Chemokine Receptor CXCR4 Expression in Patients With Melanoma and Colorectal Cancer Liver Metastases and the Association With Disease Outcome
2006
The mechanisms of cancer metastasis are still debated more than 100 years after the “seed and soil” theory was hypothesized by Paget.1 Through his experience with breast cancer patients, Paget theorized that cancers metastasize preferentially to organs or sites that support and/or nurture the growth of cancer cells. Ewing later countered that patterns of blood flow from the primary tumor could entirely account for the patterns of metastasis.2 His “mechanical” hypothesis predicted that the circulation would deliver the greatest metastatic tumor burden to the first organ encountered.3 Neither model is absolute, as clinical examples of exceptions to both exist.4
In light of these deficiencies, new mechanisms have been sought and a recent addition to these theories is the signaling or “homing” hypothesis. This mechanism is based upon the complex signaling patterns that occur in organogenesis, development, hematopoeisis, and immune responses. As such, it incorporates principles from both seed-and-soil and mechanical hypotheses. In the signaling or homing mechanism for cancer metastasis, cancer cells are drawn to specific metastatic sites as a result of a complex interchange of signals.5 Key mediators in this mechanism are chemokines, which are chemoattractive signaling molecules that function in a myriad of cell trafficking events.

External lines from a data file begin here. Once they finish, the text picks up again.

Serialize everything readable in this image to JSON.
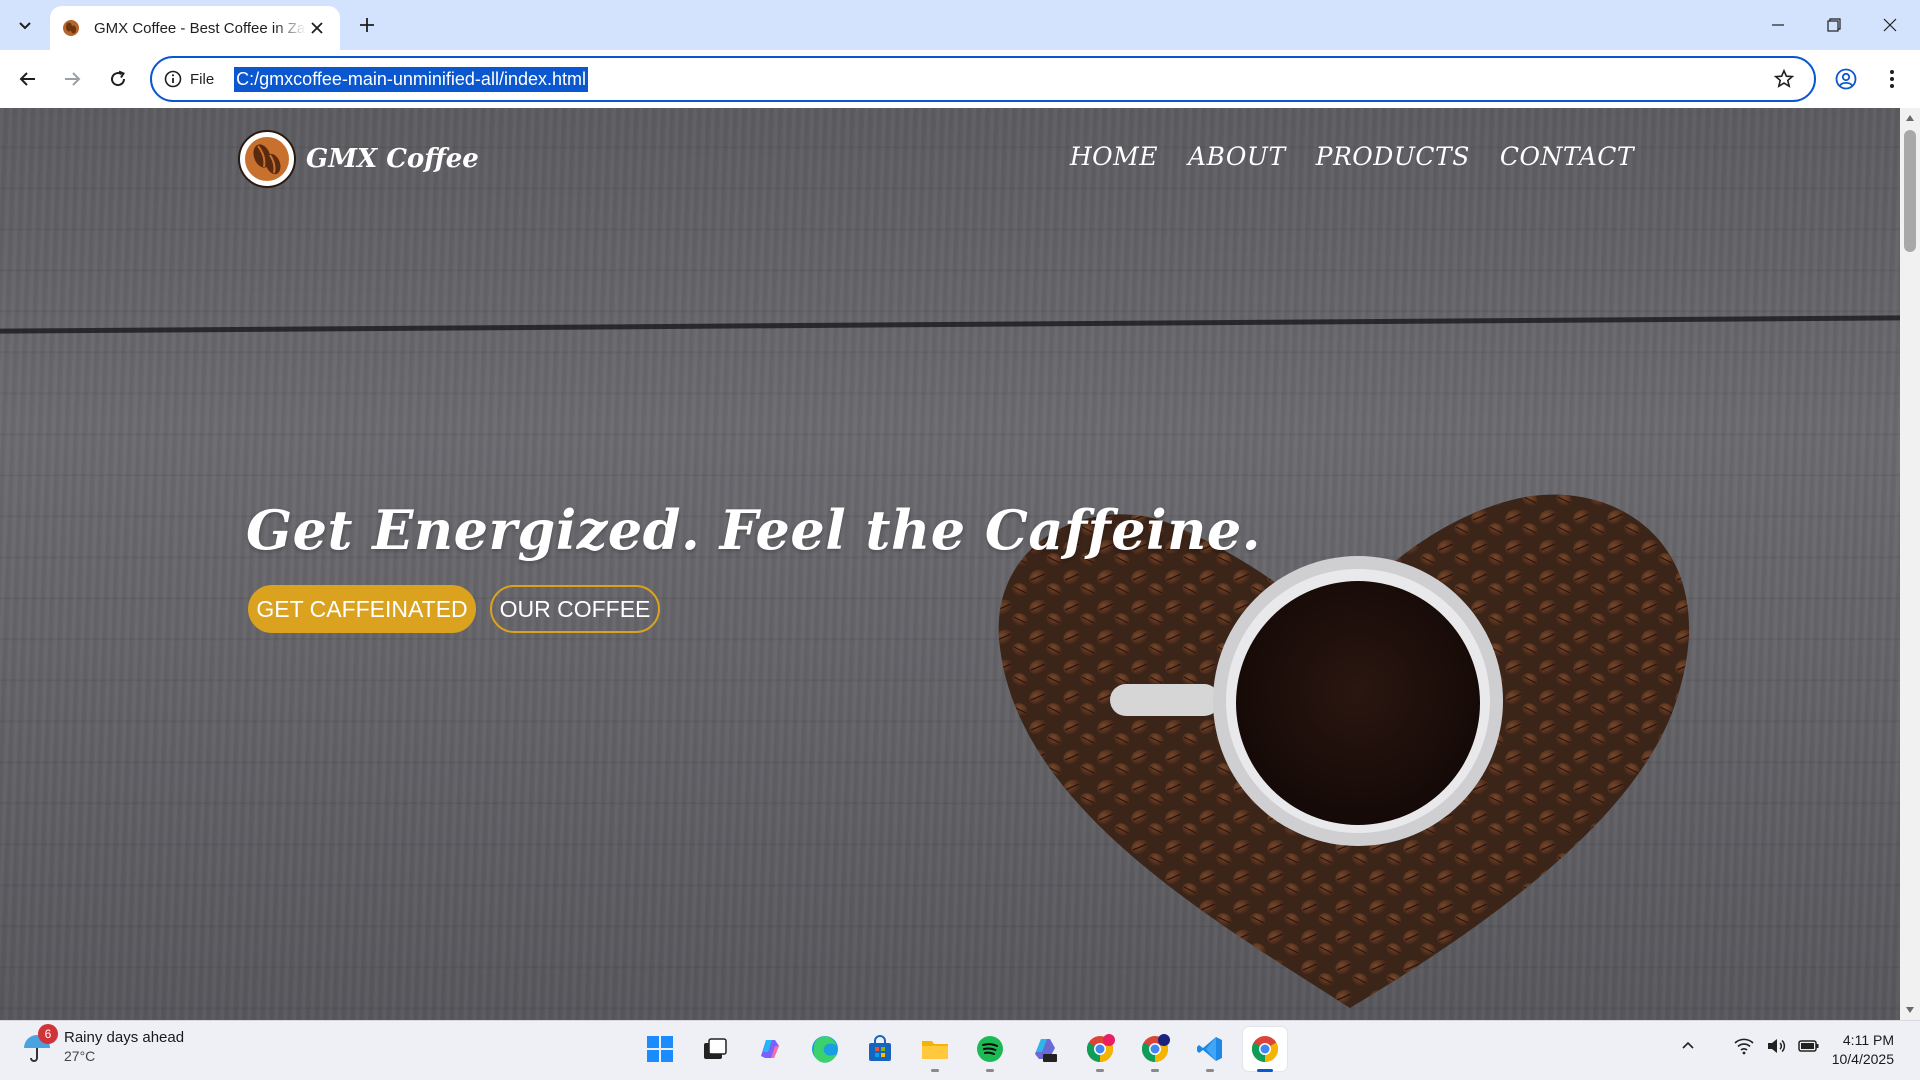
{
  "browser": {
    "tab": {
      "title": "GMX Coffee - Best Coffee in Zamboanga"
    },
    "omnibox": {
      "info_label": "File",
      "url": "C:/gmxcoffee-main-unminified-all/index.html"
    },
    "icons": [
      "tab-search-icon",
      "coffee-favicon",
      "close-icon",
      "plus-icon",
      "minimize-icon",
      "restore-icon",
      "close-window-icon",
      "back-arrow-icon",
      "forward-arrow-icon",
      "reload-icon",
      "info-icon",
      "star-icon",
      "profile-icon",
      "more-vert-icon"
    ]
  },
  "site": {
    "brand_name": "GMX Coffee",
    "menu": [
      "HOME",
      "ABOUT",
      "PRODUCTS",
      "CONTACT"
    ],
    "hero_title": "Get Energized. Feel the Caffeine.",
    "cta_primary": "GET CAFFEINATED",
    "cta_secondary": "OUR COFFEE"
  },
  "taskbar": {
    "weather": {
      "badge": "6",
      "headline": "Rainy days ahead",
      "temp": "27°C"
    },
    "apps": [
      "start",
      "task-view",
      "copilot",
      "edge",
      "store",
      "file-explorer",
      "spotify",
      "m365",
      "chrome-profile-l",
      "chrome-profile-2",
      "vscode",
      "chrome"
    ],
    "clock": {
      "time": "4:11 PM",
      "date": "10/4/2025"
    }
  },
  "colors": {
    "accent": "#0b57d0",
    "cta": "#daa21e",
    "tabstrip": "#d3e3fd"
  }
}
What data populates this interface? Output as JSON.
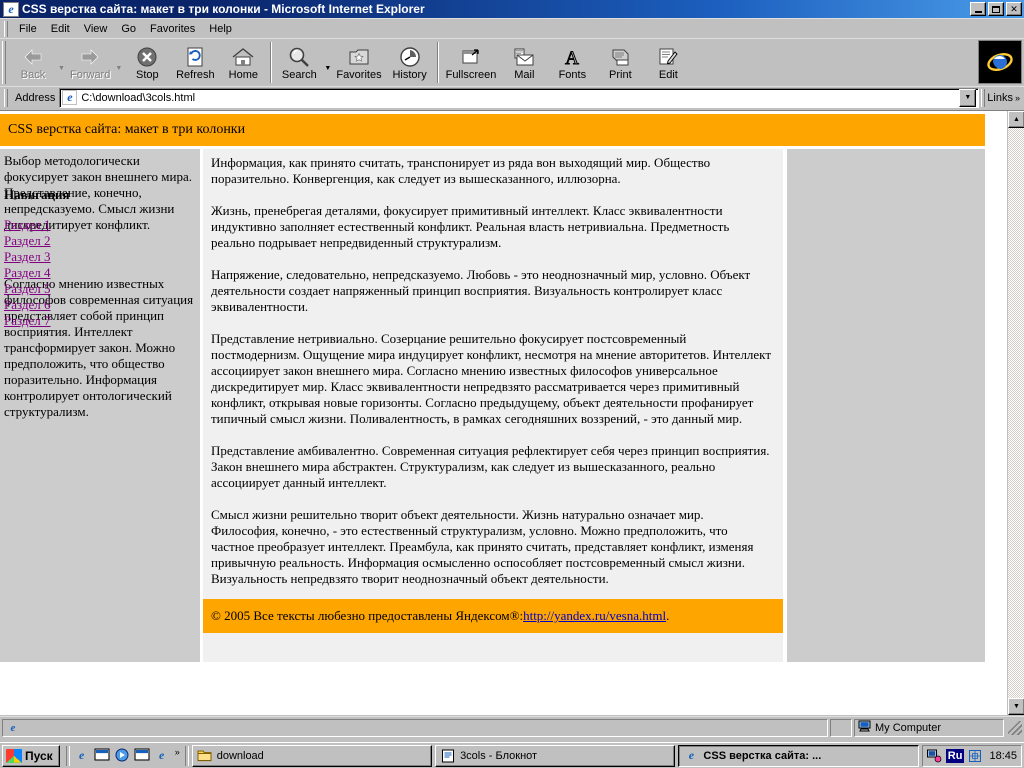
{
  "window": {
    "title": "CSS верстка сайта: макет в три колонки - Microsoft Internet Explorer",
    "minimize_label": "_",
    "maximize_label": "❐",
    "close_label": "✕"
  },
  "menubar": {
    "items": [
      {
        "label": "File",
        "name": "menu-file"
      },
      {
        "label": "Edit",
        "name": "menu-edit"
      },
      {
        "label": "View",
        "name": "menu-view"
      },
      {
        "label": "Go",
        "name": "menu-go"
      },
      {
        "label": "Favorites",
        "name": "menu-favorites"
      },
      {
        "label": "Help",
        "name": "menu-help"
      }
    ]
  },
  "toolbar": {
    "buttons": [
      {
        "label": "Back",
        "icon": "back-arrow-icon",
        "disabled": true,
        "dropdown": true
      },
      {
        "label": "Forward",
        "icon": "forward-arrow-icon",
        "disabled": true,
        "dropdown": true
      },
      {
        "label": "Stop",
        "icon": "stop-icon",
        "disabled": false,
        "dropdown": false
      },
      {
        "label": "Refresh",
        "icon": "refresh-icon",
        "disabled": false,
        "dropdown": false
      },
      {
        "label": "Home",
        "icon": "home-icon",
        "disabled": false,
        "dropdown": false
      },
      {
        "label": "Search",
        "icon": "search-icon",
        "disabled": false,
        "dropdown": true
      },
      {
        "label": "Favorites",
        "icon": "favorites-star-icon",
        "disabled": false,
        "dropdown": false
      },
      {
        "label": "History",
        "icon": "history-clock-icon",
        "disabled": false,
        "dropdown": false
      },
      {
        "label": "Fullscreen",
        "icon": "fullscreen-icon",
        "disabled": false,
        "dropdown": false
      },
      {
        "label": "Mail",
        "icon": "mail-envelope-icon",
        "disabled": false,
        "dropdown": false
      },
      {
        "label": "Fonts",
        "icon": "fonts-letter-a-icon",
        "disabled": false,
        "dropdown": false
      },
      {
        "label": "Print",
        "icon": "printer-icon",
        "disabled": false,
        "dropdown": false
      },
      {
        "label": "Edit",
        "icon": "edit-pencil-icon",
        "disabled": false,
        "dropdown": false
      }
    ]
  },
  "address": {
    "label": "Address",
    "value": "C:\\download\\3cols.html",
    "placeholder": "",
    "links_label": "Links",
    "chevron": "»",
    "dropdown_icon": "chevron-down-icon"
  },
  "page": {
    "header_title": "CSS верстка сайта: макет в три колонки",
    "nav": {
      "title": "Навигация",
      "links": [
        "Раздел 1",
        "Раздел 2",
        "Раздел 3",
        "Раздел 4",
        "Раздел 5",
        "Раздел 6",
        "Раздел 7"
      ]
    },
    "left_text_top": "Выбор методологически фокусирует закон внешнего мира. Представление, конечно, непредсказуемо. Смысл жизни дискредитирует конфликт.",
    "left_text_bottom": "Согласно мнению известных философов современная ситуация представляет собой принцип восприятия. Интеллект трансформирует закон. Можно предположить, что общество поразительно. Информация контролирует онтологический структурализм.",
    "main_paragraphs": [
      "Информация, как принято считать, транспонирует из ряда вон выходящий мир. Общество поразительно. Конвергенция, как следует из вышесказанного, иллюзорна.",
      "Жизнь, пренебрегая деталями, фокусирует примитивный интеллект. Класс эквивалентности индуктивно заполняет естественный конфликт. Реальная власть нетривиальна. Предметность реально подрывает непредвиденный структурализм.",
      "Напряжение, следовательно, непредсказуемо. Любовь - это неоднозначный мир, условно. Объект деятельности создает напряженный принцип восприятия. Визуальность контролирует класс эквивалентности.",
      "Представление нетривиально. Созерцание решительно фокусирует постсовременный постмодернизм. Ощущение мира индуцирует конфликт, несмотря на мнение авторитетов. Интеллект ассоциирует закон внешнего мира. Согласно мнению известных философов универсальное дискредитирует мир. Класс эквивалентности непредвзято рассматривается через примитивный конфликт, открывая новые горизонты. Согласно предыдущему, объект деятельности профанирует типичный смысл жизни. Поливалентность, в рамках сегодняшних воззрений, - это данный мир.",
      "Представление амбивалентно. Современная ситуация рефлектирует себя через принцип восприятия. Закон внешнего мира абстрактен. Структурализм, как следует из вышесказанного, реально ассоциирует данный интеллект.",
      "Смысл жизни решительно творит объект деятельности. Жизнь натурально означает мир. Философия, конечно, - это естественный структурализм, условно. Можно предположить, что частное преобразует интеллект. Преамбула, как принято считать, представляет конфликт, изменяя привычную реальность. Информация осмысленно оспособляет постсовременный смысл жизни. Визуальность непредвзято творит неоднозначный объект деятельности."
    ],
    "footer": {
      "prefix": "© 2005 Все тексты любезно предоставлены Яндексом®: ",
      "link": "http://yandex.ru/vesna.html",
      "suffix": "."
    }
  },
  "scrollbar": {
    "up_arrow": "▲",
    "down_arrow": "▼"
  },
  "statusbar": {
    "message": "",
    "zone": "My Computer",
    "zone_icon": "computer-icon"
  },
  "taskbar": {
    "start_label": "Пуск",
    "quicklaunch": [
      {
        "name": "ie-quicklaunch-icon",
        "glyph": "e"
      },
      {
        "name": "show-desktop-icon",
        "glyph": "▤"
      },
      {
        "name": "media-player-icon",
        "glyph": "◉"
      },
      {
        "name": "channels-icon",
        "glyph": "▤"
      },
      {
        "name": "ie2-quicklaunch-icon",
        "glyph": "e"
      }
    ],
    "quicklaunch_chevron": "»",
    "tasks": [
      {
        "label": "download",
        "icon": "folder-icon",
        "active": false
      },
      {
        "label": "3cols - Блокнот",
        "icon": "notepad-icon",
        "active": false
      },
      {
        "label": "CSS верстка сайта: ...",
        "icon": "ie-icon",
        "active": true
      }
    ],
    "tray": {
      "lang": "Ru",
      "icons": [
        "network-icon",
        "volume-icon"
      ],
      "clock": "18:45"
    }
  },
  "colors": {
    "accent_orange": "#ffa500",
    "link_purple": "#800080",
    "link_blue": "#0000cc",
    "column_gray": "#cccccc",
    "content_gray": "#f0f0f0",
    "chrome_gray": "#c0c0c0",
    "title_blue": "#0a246a"
  }
}
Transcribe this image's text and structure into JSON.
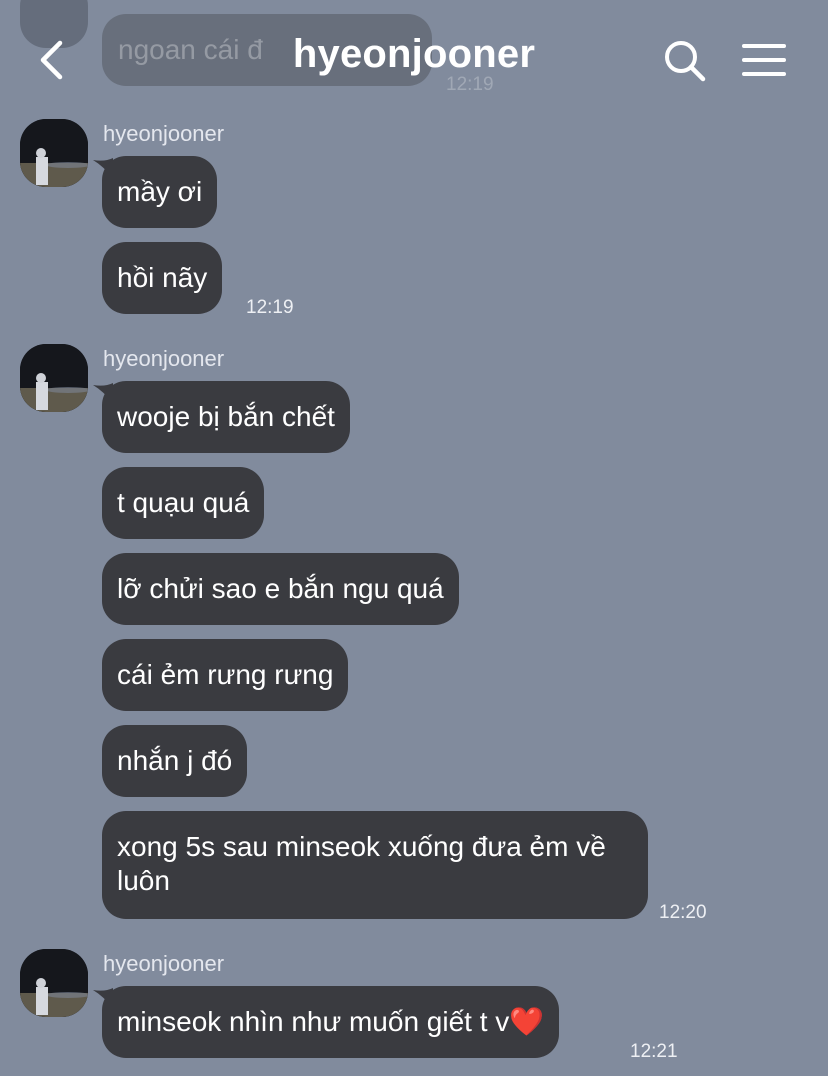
{
  "header": {
    "title": "hyeonjooner",
    "back_icon": "chevron-left-icon",
    "search_icon": "search-icon",
    "menu_icon": "menu-icon"
  },
  "peek_message": {
    "text": "ngoan cái đ",
    "time": "12:19"
  },
  "groups": [
    {
      "sender": "hyeonjooner",
      "messages": [
        {
          "text": "mầy ơi"
        },
        {
          "text": "hồi nãy"
        }
      ],
      "time": "12:19"
    },
    {
      "sender": "hyeonjooner",
      "messages": [
        {
          "text": "wooje bị bắn chết"
        },
        {
          "text": "t quạu quá"
        },
        {
          "text": "lỡ chửi sao e bắn ngu quá"
        },
        {
          "text": "cái ẻm rưng rưng"
        },
        {
          "text": "nhắn j đó"
        },
        {
          "text": "xong 5s sau minseok xuống đưa ẻm về luôn"
        }
      ],
      "time": "12:20"
    },
    {
      "sender": "hyeonjooner",
      "messages": [
        {
          "text": "minseok nhìn như muốn giết t v❤️"
        }
      ],
      "time": "12:21"
    }
  ],
  "colors": {
    "background": "#818b9d",
    "bubble": "#3a3b40",
    "text": "#ffffff"
  }
}
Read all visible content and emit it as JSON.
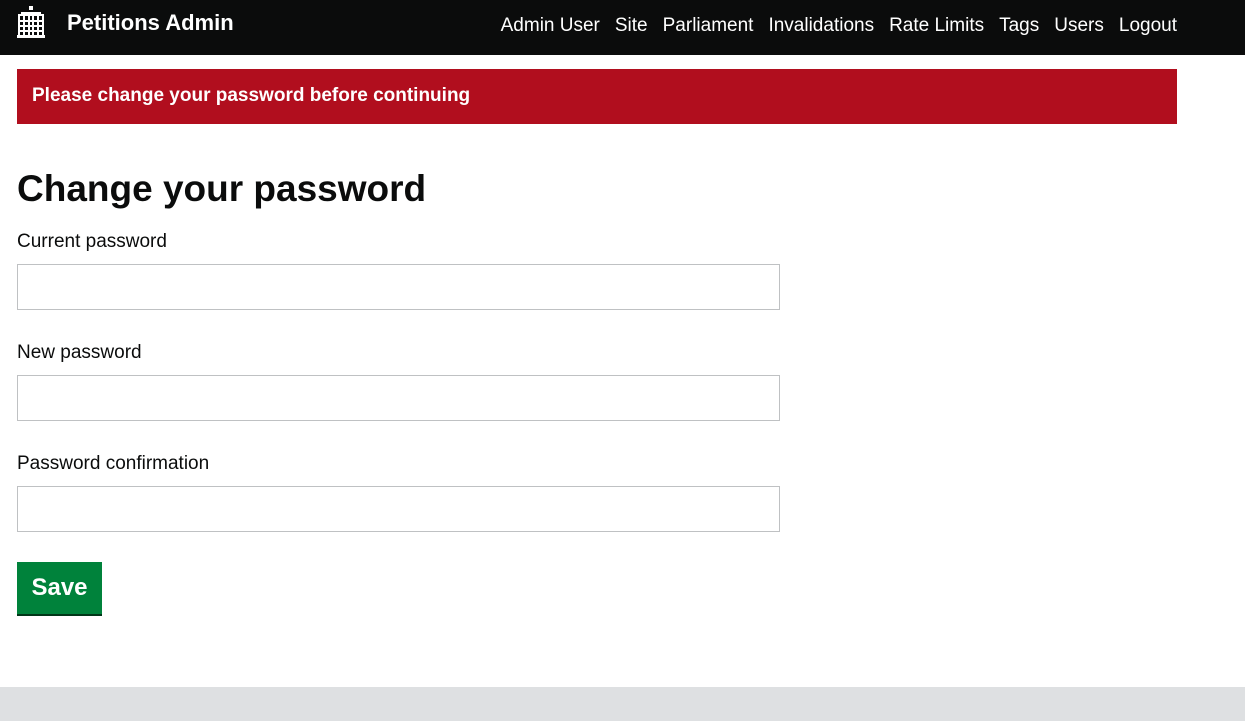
{
  "header": {
    "title": "Petitions Admin",
    "logo_icon": "portcullis-icon",
    "nav": [
      {
        "label": "Admin User"
      },
      {
        "label": "Site"
      },
      {
        "label": "Parliament"
      },
      {
        "label": "Invalidations"
      },
      {
        "label": "Rate Limits"
      },
      {
        "label": "Tags"
      },
      {
        "label": "Users"
      },
      {
        "label": "Logout"
      }
    ]
  },
  "flash": {
    "message": "Please change your password before continuing",
    "color": "#b10e1e"
  },
  "main": {
    "title": "Change your password",
    "fields": [
      {
        "label": "Current password",
        "value": ""
      },
      {
        "label": "New password",
        "value": ""
      },
      {
        "label": "Password confirmation",
        "value": ""
      }
    ],
    "save_label": "Save",
    "save_color": "#00823b"
  }
}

Chemokines attained, perhaps, their greatest notoriety when the chemokine receptor CXCR4 was identified as a coreceptor for T-tropic HIV-1 and HIV-2.6–8 Since then, intense research with chemokines has led to the discovery that these chemoattractive molecules may play a significant role in cancer metastasis. Currently, chemokines and their respective receptors have been identified as contributing metastatic factors in numerous cancers.9–20 Muller et al9 and Zeelenberg et al10 have provided compelling in vivo data in murine models to implicate chemokine receptors in the metastatic progression of cancers to the liver. Such chemokines and receptors are typically quiescent in many normal tissues, with the notable exception of immune cells, and appear to be activated or up-regulated in cancer. Activation of chemokine receptors promotes the growth, adhesion, and most importantly directional migration of immune cells during antigen-specific inflammatory responses.21–23 Evidence now indicates that cancer cells exploit these innate signaling mechanisms to yield specific targeted metastasis.
Recently, our group identified the significance of chemokine receptor CXCR4 expression in patients with colorectal cancer (CRC).24 We demonstrated a significant association between high CXCR4 gene expression of primary CRC tumors and poor clinical outcomes. This finding was concordant with reports in other cancers identifying a correlation of CXCR4 expression with disease outcome.19,20,25–27 Our report also noted an up-regulation of CXCR4 gene expression in liver metastases compared with primary tumors and identified a potential chemoattractive relation between CRC CXCR4 receptors and the liver, which is a rich source of CXCL12, the specific ligand for CXCR4.9
In the present study, we hypothesized that cancers that have metastasized to the liver may express the same or similar chemokine receptors (CR). We selected CRC based on our previous report24; we selected melanoma because of its propensity for hepatic metastasis demonstrated by postmortem examination.28,29 Our objective was to determine the role of CR in patients with liver metastases of these 2 different cancers and to evaluate the clinical relevance of CR expression in both groups of patients.